Cette solution-là, adoptée, comme pas mal de mesures sur l’immigration, avec la bienveillante abstention de la « gauche », c’est
la pensée « républicaine » qui en a donné la formule. Qu’on se souvienne
des diatribes furieuses de novembre 2005 contre ces jeunes
masqués et encapuchonnés qui agissaient nuitamment. Qu’on se
souvienne aussi du point de départ de l’affaire Redeker, le professeur
de philosophie menacé par une « fatwa » islamique. Le point
de départ de la furieuse diatribe antimusulmane de Robert Redeker
était... l’interdiction du string à Paris-Plage. Dans cette interdiction
édictée par la mairie de Paris, il décelait une mesure de
complaisance envers l’islamisme, envers une religion dont le potentiel
de haine et de violence était déjà manifesté dans l’interdiction
d’être nu en public. Les beaux discours sur la laïcité et l’universalité
républicaine se ramènent en définitive à ce principe qu’il
convient d’être entièrement visible dans l’espace public, qu’il soit
pavé ou plage.
Je conclus : beaucoup d’énergie a été dépensée contre une certaine
figure du racisme ?celle qu’a incarnée le Front National ?

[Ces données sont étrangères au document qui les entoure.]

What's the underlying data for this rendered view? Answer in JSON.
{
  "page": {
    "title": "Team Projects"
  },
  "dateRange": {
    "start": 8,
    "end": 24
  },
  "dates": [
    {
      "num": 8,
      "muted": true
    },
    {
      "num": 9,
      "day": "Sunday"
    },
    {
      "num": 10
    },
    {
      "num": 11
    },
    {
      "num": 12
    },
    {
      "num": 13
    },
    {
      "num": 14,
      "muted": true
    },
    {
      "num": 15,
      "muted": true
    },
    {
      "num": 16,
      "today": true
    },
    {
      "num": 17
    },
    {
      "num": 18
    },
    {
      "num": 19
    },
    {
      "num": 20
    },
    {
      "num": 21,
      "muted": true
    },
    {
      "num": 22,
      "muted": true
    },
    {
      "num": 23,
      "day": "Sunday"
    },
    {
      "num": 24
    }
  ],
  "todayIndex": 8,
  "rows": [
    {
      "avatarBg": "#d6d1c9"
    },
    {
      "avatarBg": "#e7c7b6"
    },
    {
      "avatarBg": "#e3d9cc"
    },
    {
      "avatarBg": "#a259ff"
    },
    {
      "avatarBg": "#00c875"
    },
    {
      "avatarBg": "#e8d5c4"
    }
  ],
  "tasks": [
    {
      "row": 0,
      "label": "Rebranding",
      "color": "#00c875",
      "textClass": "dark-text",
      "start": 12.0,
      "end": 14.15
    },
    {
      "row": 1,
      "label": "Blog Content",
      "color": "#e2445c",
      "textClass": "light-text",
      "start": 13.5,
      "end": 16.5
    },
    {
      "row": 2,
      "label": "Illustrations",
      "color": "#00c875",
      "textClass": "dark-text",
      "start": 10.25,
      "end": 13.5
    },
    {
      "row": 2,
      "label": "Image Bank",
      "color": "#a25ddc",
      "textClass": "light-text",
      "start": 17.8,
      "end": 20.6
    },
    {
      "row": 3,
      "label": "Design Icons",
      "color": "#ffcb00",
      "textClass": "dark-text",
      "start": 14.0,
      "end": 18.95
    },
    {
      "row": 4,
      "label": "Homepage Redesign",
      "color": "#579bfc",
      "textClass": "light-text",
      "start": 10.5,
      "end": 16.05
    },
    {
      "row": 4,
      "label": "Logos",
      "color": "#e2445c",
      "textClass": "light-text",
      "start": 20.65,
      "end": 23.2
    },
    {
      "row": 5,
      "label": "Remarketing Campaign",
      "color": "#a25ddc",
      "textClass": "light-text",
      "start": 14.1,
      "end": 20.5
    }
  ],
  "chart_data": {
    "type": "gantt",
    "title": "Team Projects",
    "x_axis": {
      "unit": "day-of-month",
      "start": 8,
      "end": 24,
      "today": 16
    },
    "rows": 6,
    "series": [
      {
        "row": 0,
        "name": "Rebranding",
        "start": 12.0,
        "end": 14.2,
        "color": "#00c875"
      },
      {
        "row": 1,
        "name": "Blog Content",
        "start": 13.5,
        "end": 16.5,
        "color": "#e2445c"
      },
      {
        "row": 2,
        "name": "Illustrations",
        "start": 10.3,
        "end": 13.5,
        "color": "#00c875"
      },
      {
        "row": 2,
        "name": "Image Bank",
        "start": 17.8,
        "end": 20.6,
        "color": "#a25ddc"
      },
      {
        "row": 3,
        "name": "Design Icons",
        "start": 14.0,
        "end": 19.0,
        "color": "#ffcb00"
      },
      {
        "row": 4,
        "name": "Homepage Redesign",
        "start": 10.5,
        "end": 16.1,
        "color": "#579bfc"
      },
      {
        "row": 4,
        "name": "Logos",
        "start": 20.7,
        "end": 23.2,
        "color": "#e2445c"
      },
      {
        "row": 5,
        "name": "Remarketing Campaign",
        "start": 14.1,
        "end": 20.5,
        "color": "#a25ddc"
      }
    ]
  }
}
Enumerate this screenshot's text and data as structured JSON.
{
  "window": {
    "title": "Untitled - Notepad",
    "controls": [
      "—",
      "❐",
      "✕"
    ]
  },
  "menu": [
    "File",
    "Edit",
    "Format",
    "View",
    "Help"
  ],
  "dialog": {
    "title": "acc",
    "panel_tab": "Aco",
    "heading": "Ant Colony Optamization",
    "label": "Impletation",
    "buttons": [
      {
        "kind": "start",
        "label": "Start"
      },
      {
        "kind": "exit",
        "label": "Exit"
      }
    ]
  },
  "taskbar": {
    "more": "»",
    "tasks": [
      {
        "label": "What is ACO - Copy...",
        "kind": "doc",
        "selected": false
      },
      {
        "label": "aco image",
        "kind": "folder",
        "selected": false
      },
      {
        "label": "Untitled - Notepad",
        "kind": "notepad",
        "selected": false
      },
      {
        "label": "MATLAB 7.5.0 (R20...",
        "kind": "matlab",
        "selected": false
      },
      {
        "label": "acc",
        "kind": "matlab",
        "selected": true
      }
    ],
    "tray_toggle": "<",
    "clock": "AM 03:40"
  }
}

et une certaine idée de ce racisme comme expression des « petits
blancs » représentant les couches arriérées de la société. Une
bonne part de cette énergie a été récupérée pour construire la légitimité
d’une nouvelle forme de racisme : racisme d’Etat et racisme
intellectuel « de gauche ». Il serait peut-être temps de réorienter
la pensée et le combat contre une théorie et une pratique
de stigmatisation, de précarisation et d’exclusion qui constituent
aujourd’hui un racisme d’en-haut : une logique d’Etat et une passion
de l’intelligentsia.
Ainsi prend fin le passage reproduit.